Bentuk dukungan yang terakhir yatu dukungan informatif. Dukungan informatif merupakan dukungan untuk membantu individu mengatasi masalah dengan cara memperluas wawasan dan pemahaman individu terhadap masalah yang dihadapi. Dukungan ini mencakup pemberian nasihat, petunjuk-petunjuk, saran ataupun umpan balik. Informasi tersebut diperlukan untuk mengambil keputusan dan pemecahan masalah secara praktis. Dukungan informatif ini juga membantu individu mengambil keputusan karena mencakup mekanisme penyediaan informasi, pemberian nasihat dan petunjuk. Dengan adanya dukungan ini yang diperoleh siswa dari teman sebaya akan memudahkan siswa dalam pembelajaranya. Akan tetapi hasil penelitian manujjukkan bentuk dukungan ini yang termuat dalam dukungan sosial teman sebaya tidak mempengaruhi prestasi belajar siswa. Hal ini disebabkan dukungan tersebut memberikan sumbangsi secara luas dalam diri siswa tidak memberikan sumbangsi secara khusus dalam pencapaian prestasi belajar matematika yang diperoleh siswa tersebut.

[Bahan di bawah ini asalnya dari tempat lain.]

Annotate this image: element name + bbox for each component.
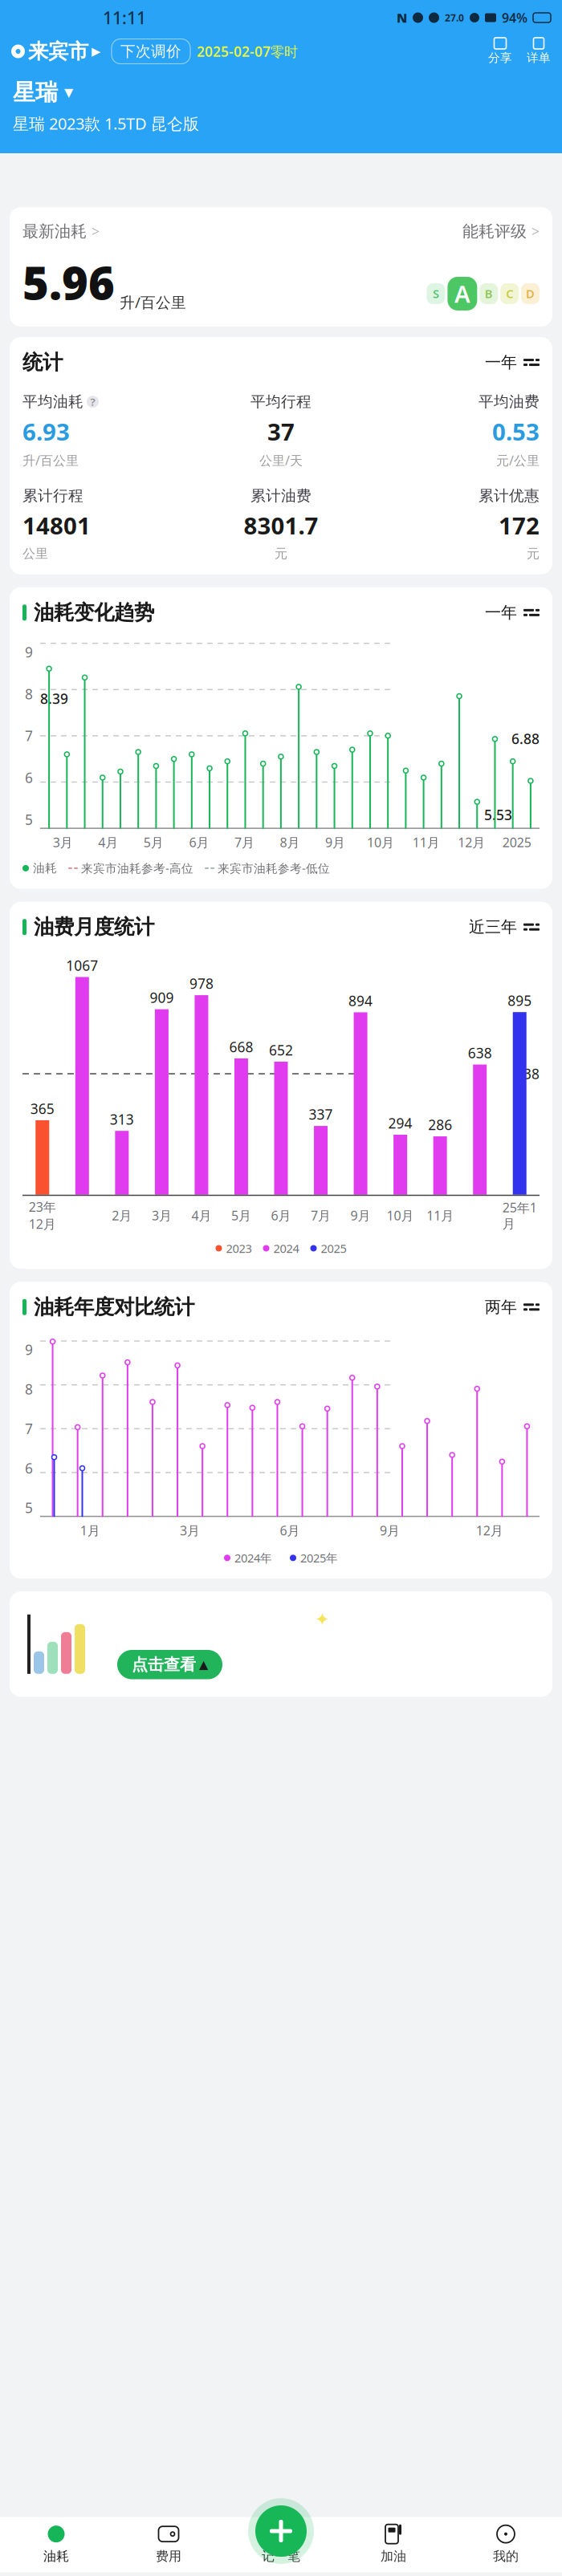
staticText: 来宾市油耗参考-高位 xyxy=(81,860,193,876)
staticText: 公里 xyxy=(22,546,48,562)
staticText: 8301.7 xyxy=(244,510,318,541)
staticText: 平均行程 xyxy=(250,392,312,411)
button[interactable]: 两年 xyxy=(485,1297,540,1317)
staticText: 286 xyxy=(428,1115,452,1134)
staticText: 2025 xyxy=(502,834,531,851)
staticText: 11月 xyxy=(426,1207,454,1224)
staticText: 升/百公里 xyxy=(22,452,79,469)
staticText: 172 xyxy=(499,510,540,541)
staticText: 37 xyxy=(267,416,295,447)
button[interactable]: 费用 xyxy=(112,2517,225,2572)
button[interactable]: 记一笔 xyxy=(248,2498,314,2564)
staticText: 下次调价 xyxy=(120,42,181,61)
staticText: 1067 xyxy=(66,956,98,975)
staticText: 5月 xyxy=(144,834,164,851)
staticText: C xyxy=(506,286,513,301)
staticText: 2024 xyxy=(273,1240,299,1256)
staticText: 7 xyxy=(25,727,33,745)
staticText: 9 xyxy=(25,1340,33,1359)
staticText: 294 xyxy=(388,1114,412,1132)
staticText: 978 xyxy=(189,974,213,993)
staticText: 6 xyxy=(25,1459,33,1477)
staticText: 895 xyxy=(508,991,532,1010)
staticText: 638 xyxy=(515,1065,540,1083)
staticText: 元 xyxy=(527,546,540,562)
staticText: N xyxy=(397,9,407,26)
staticText: 元 xyxy=(275,546,287,562)
button[interactable]: 加油 xyxy=(337,2517,450,2572)
staticText: 3月 xyxy=(53,834,73,851)
button[interactable]: 记一笔 xyxy=(225,2517,337,2572)
staticText: 365 xyxy=(30,1099,54,1118)
staticText: 12月 xyxy=(476,1522,503,1539)
button[interactable]: 星瑞 xyxy=(13,79,73,106)
staticText: 加油 xyxy=(381,2548,406,2564)
staticText: 平均油耗 xyxy=(22,392,83,411)
staticText: 累计油费 xyxy=(250,486,312,505)
staticText: 油耗变化趋势 xyxy=(34,600,154,625)
staticText: 2025年 xyxy=(300,1550,338,1566)
button[interactable]: 一年 xyxy=(485,603,540,622)
button[interactable]: 最新油耗 xyxy=(22,221,100,241)
staticText: 14801 xyxy=(22,510,91,541)
button[interactable]: 能耗评级 xyxy=(462,221,540,241)
staticText: > xyxy=(531,222,540,241)
staticText: 7 xyxy=(25,1419,33,1438)
staticText: 来宾市油耗参考-低位 xyxy=(218,860,330,876)
staticText: 652 xyxy=(269,1041,293,1059)
button[interactable]: 油耗 xyxy=(0,2517,112,2572)
staticText: 1月 xyxy=(80,1522,100,1539)
staticText: 平均油费 xyxy=(479,392,540,411)
staticText: 5.96 xyxy=(22,252,115,312)
staticText: 油耗 xyxy=(33,861,57,875)
staticText: 元/公里 xyxy=(496,452,540,469)
staticText: 油费月度统计 xyxy=(34,915,154,939)
button[interactable]: 更多详细统计报告 xyxy=(0,1591,562,1697)
staticText: 两年 xyxy=(485,1297,517,1317)
staticText: ? xyxy=(90,395,95,409)
button[interactable]: 下次调价 xyxy=(112,39,190,64)
staticText: 费用 xyxy=(156,2548,181,2564)
staticText: 9月 xyxy=(351,1207,371,1224)
staticText: 12月 xyxy=(458,834,485,851)
staticText: 3月 xyxy=(180,1522,200,1539)
button[interactable]: 我的 xyxy=(450,2517,562,2572)
button[interactable]: 详单 xyxy=(527,38,551,65)
button[interactable]: 一年 xyxy=(485,353,540,372)
staticText: ▼ xyxy=(64,86,73,99)
button[interactable]: 分享 xyxy=(488,38,512,65)
staticText: 分享 xyxy=(488,51,512,65)
staticText: ▲ xyxy=(199,1658,208,1671)
staticText: 3月 xyxy=(152,1207,172,1224)
staticText: 7月 xyxy=(311,1207,331,1224)
staticText: 4月 xyxy=(98,834,118,851)
staticText: 一年 xyxy=(485,603,517,622)
staticText: 25年1月 xyxy=(502,1199,537,1232)
staticText: 记一笔 xyxy=(262,2548,300,2564)
staticText: 337 xyxy=(309,1105,333,1123)
staticText: 313 xyxy=(110,1110,134,1128)
staticText: 2023 xyxy=(226,1240,252,1256)
staticText: S xyxy=(433,286,439,301)
staticText: 6月 xyxy=(271,1207,291,1224)
staticText: 来宾市 xyxy=(28,39,88,64)
staticText: 23年12月 xyxy=(29,1198,56,1232)
staticText: > xyxy=(92,222,100,241)
staticText: 638 xyxy=(468,1044,492,1062)
button[interactable]: 来宾市 xyxy=(11,39,100,64)
staticText: 公里/天 xyxy=(259,452,303,469)
staticText: 一年 xyxy=(485,353,517,372)
staticText: B xyxy=(485,286,493,301)
staticText: 10月 xyxy=(367,834,394,851)
staticText: 累计优惠 xyxy=(479,486,540,505)
staticText: ▶ xyxy=(92,45,100,58)
staticText: 6.88 xyxy=(511,729,540,748)
button[interactable]: 近三年 xyxy=(469,917,540,937)
staticText: 2025-02-07零时 xyxy=(197,42,298,61)
staticText: 能耗评级 xyxy=(462,221,527,241)
staticText: 11:11 xyxy=(103,6,146,29)
staticText: 6月 xyxy=(280,1522,300,1539)
staticText: 我的 xyxy=(493,2548,519,2564)
staticText: ✦ xyxy=(315,1609,330,1630)
staticText: 9月 xyxy=(380,1522,400,1539)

Dengan demikian dapat disimpulkan bahwa hasil penelitian yang diperoleh adalah dukungan sosial teman sebaya tidak mempengaruhi prestasi belajar matematika siswa SMPN. Faktor ekternal prestasi belajar matematika bukan hanya dipengaruhi oleh dukungan sosial teman sebaya, akan tetapi masih banyak variabel lain yang mempengaruhinya. Selain itu pula dalam dukungan sosial teman sebaya juga dipengaruhi oleh beberapa faktor lain seperti dukungan keanggotaan dalam kelompok, dukungan jejaring sosial, dukungan aktivitas sosial dan sebagainya.
E.PENUTUP
Kesimpulan
Berdasarkan hasil analisis statistik inferensial konsep diri dan dukungan sosial teman sebaya berpengaruh terhadap prestasi belajar matematika siswa kelas VIII SMPN. Sumbangsi pengaruh variabel konsep diri dan dukungan sosial teman sebaya sebesar 16,3% sedangkan selebihnya 83,7% dipengaruhi oleh variabel lain yang tidak dimasukkan dalam penelitian ini.